It's a good book, I gave a little feedback on a draft IIRC.

Regarding great optimisation, people interested in compilers should look
at LLVM, http://llvm.org/  It's outstanding the optimisations they've
achieved, e.g. a malloc'd linked-list of structs might be turned into
one vector per struct member.  This removes the per-element malloc
overhead, and gives better CPU cache performance.  This isn't a dumb
translation;  it only does it if there's benefits.

Cheers,


Ralph.

Subject: Re: [gnupic] Linker Optimizations
From: David ####@####.####
Date: 9 Mar 2007 23:20:25 +0000
Message-Id: <20070309171717.0a9b0a3d@DEEPTHOUGHT.BARNET.net>

On Mon, 05 Mar 2007 13:44:31 -0800
Scott Dattalo ####@####.#### wrote:

> One of the risks you'll face is that subtle source code changes have 
> drastic impact on code generation. For example, adding a second call
> to some function may prohibit it from being inlined which in turn
> causes the 8-level stack to overflow. I suppose if you're counting on
> this type of optimization, then perhaps you'll need to ensure your
> assumptions are validated! (For example, you might need to create
> simulation regression tests.)
Most of the functions I'm dealing with are fundamentally designed to be
called from only one location.  They're things like a "button machine"
function to be run from a "main loop".  I know there are lots of other
scenarios where small changes have big effects, though.  Hopefully
in time we can make the optimizer smart enough not to get tripped up
with some of the more trivial things.

> There's no doubt that adding an optimizer to the linker will be a 
> challenging job. As far as being manageable, I guess that depends on
> who is managing! If you're interested, then I'd suggest diving into 
> gputils/gputils/gplink/ and try getting a basic understanding on how 
> things are structured. In particular, try to understand how program 
> memory and register memory are dealt with. See if it's possible to 
> annotate the preexisting structures with new information you can use
> for optimization.
FYI, I've been making my way through the headers for gplink and digging
through some of the code.  It's pretty simple and concise for the most
part.  I haven't seen anything dealing with memory or registers yet,
though.

> After that, check out sdcc/sdcc/src/pic/ and
> attempt to get some basic understanding on how the pcode stuff is
> used.
I glanced over that and it made me dizzy =).  I think I'll spend some
more time going through gplink before getting back to that.

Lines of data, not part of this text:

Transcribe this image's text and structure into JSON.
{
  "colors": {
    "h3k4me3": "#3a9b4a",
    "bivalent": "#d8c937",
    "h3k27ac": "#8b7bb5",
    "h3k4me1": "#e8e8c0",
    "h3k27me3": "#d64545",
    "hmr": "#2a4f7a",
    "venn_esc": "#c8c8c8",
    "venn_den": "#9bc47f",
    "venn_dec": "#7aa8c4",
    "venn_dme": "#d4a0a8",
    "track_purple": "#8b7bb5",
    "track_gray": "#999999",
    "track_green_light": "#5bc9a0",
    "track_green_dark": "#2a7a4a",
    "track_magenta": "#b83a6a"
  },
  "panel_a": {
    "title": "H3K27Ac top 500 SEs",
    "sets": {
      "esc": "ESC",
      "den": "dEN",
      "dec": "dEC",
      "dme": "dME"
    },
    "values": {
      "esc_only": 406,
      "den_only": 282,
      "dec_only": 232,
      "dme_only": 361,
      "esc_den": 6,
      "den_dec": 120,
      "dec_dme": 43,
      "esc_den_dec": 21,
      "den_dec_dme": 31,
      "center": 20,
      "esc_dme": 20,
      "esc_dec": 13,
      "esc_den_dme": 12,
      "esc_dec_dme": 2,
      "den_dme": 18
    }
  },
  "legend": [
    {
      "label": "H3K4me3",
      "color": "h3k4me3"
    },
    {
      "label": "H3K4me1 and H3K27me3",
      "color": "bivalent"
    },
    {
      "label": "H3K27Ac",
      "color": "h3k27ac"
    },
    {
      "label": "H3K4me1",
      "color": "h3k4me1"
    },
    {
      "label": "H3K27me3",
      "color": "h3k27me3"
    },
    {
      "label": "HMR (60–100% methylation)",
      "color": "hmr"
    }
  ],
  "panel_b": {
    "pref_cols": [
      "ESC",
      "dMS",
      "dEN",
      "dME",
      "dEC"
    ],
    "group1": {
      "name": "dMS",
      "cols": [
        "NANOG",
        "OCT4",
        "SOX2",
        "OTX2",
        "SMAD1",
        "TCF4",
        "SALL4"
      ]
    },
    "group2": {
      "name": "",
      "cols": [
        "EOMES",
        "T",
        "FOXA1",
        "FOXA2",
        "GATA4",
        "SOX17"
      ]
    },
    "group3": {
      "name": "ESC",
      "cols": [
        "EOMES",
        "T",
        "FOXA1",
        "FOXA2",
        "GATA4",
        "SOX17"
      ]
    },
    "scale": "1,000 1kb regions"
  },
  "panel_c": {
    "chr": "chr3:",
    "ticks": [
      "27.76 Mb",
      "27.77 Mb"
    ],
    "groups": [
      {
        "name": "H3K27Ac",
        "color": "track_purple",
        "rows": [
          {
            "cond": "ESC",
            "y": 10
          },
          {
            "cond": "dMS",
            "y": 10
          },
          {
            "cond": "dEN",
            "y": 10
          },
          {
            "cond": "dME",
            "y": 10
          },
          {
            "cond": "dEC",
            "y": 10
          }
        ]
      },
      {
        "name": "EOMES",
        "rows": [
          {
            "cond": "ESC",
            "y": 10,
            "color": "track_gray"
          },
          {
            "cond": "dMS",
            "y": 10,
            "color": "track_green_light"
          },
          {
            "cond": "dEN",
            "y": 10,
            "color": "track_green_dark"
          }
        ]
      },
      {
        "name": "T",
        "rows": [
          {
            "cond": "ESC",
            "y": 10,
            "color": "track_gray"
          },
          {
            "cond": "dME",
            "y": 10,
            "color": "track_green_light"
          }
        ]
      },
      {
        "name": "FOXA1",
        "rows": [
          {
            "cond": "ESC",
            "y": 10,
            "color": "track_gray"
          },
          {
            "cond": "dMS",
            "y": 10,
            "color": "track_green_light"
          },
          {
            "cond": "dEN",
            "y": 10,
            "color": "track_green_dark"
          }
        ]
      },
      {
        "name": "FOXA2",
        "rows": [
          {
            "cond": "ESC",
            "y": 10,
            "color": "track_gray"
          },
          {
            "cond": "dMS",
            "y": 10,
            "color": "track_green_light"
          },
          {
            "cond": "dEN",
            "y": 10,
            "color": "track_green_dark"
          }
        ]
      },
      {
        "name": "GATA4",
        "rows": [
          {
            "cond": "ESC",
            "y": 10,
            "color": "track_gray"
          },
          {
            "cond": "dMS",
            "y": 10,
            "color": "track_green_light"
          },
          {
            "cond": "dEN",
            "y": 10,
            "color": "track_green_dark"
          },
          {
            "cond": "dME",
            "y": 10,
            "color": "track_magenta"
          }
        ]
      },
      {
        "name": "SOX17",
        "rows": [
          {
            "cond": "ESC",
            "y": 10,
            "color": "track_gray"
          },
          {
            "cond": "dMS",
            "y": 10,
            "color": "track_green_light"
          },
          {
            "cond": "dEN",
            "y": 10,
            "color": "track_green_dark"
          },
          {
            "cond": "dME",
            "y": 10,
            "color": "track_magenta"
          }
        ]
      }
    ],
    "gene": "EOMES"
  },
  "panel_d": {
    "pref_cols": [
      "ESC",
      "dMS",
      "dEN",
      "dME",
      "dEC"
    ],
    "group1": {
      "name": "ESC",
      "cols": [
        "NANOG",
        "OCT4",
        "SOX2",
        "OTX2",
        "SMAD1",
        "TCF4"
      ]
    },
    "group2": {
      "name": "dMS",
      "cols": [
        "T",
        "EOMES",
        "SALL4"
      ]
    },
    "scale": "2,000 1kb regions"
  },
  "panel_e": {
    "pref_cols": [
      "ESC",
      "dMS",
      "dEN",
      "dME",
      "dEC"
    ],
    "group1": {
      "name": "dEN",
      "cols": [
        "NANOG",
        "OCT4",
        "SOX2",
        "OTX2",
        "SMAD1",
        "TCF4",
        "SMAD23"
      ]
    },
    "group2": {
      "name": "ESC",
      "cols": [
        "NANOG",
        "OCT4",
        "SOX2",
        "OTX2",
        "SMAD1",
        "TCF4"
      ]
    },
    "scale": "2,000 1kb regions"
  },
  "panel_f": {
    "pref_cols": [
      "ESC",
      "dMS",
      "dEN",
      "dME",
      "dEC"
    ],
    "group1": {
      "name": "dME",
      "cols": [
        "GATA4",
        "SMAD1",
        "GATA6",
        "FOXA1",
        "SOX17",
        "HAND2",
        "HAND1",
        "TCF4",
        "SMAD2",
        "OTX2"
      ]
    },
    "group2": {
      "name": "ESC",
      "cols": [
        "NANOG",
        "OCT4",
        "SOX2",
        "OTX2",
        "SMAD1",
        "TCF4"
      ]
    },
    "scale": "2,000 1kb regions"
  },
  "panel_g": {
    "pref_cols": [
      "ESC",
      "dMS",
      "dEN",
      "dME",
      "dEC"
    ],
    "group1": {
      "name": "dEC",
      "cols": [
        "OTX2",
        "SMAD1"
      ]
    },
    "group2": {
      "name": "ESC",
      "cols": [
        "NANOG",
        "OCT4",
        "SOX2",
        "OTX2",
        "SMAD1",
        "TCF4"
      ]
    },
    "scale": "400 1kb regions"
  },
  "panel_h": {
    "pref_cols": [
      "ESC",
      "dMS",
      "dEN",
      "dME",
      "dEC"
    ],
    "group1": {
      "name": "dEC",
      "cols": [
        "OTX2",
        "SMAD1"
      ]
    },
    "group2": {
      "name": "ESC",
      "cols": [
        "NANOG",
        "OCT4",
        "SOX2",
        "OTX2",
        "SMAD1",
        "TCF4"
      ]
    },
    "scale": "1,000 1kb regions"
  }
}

BTW, how's your other project coming along?

David

Subject: Re: [gnupic] Linker Optimizations
From: Scott Dattalo ####@####.####
Date: 10 Mar 2007 00:13:43 +0000
Message-Id: <45F1F7F8.8000004@dattalo.com>

David wrote:
> FYI, I've been making my way through the headers for gplink and digging
> through some of the code.  It's pretty simple and concise for the most
> part.  I haven't seen anything dealing with memory or registers yet,
> though.
>   

Craig Franklin writes very clean code. Take a look at libgputils/ and in 
particularly at gpmemory.c

>> After that, check out sdcc/sdcc/src/pic/ and
>> attempt to get some basic understanding on how the pcode stuff is
>> used.
>>     
> I glanced over that and it made me dizzy =).  I think I'll spend some
> more time going through gplink before getting back to that.
>   

Craig Franklin writes cleaner code than I do! :) The pCode structures 
are a lot like C++ classes.

> BTW, how's your other project coming along?
>   

If you're referring to the Graphic Display based on the SSD0323, then I 
can report that I've got all of the interfaces working. Initially there 
was only the '8080' mode, now there's the 6800 mode and the SPI mode. By 
the way, the SSP code Roy Rankin added a year ago works perfectly (as 
far as I can tell). I written a sample .asm file that tests all three 
modes. I haven't implemented all of the high level functionality of the 
SSD0323. But I do support the essential commands like set row and column 
ranges.

This work is for a side contract job. That job will probably eat into my 
gpsim development time (but the pay is better!).

The other project that I haven't made any significant progress on over 
the last few weeks is the multiple processor feature. I've made a few 
really minor tweaks to the symbol table code (I rewrote the symbol table 
code as part of the multiple processor effort).

Scott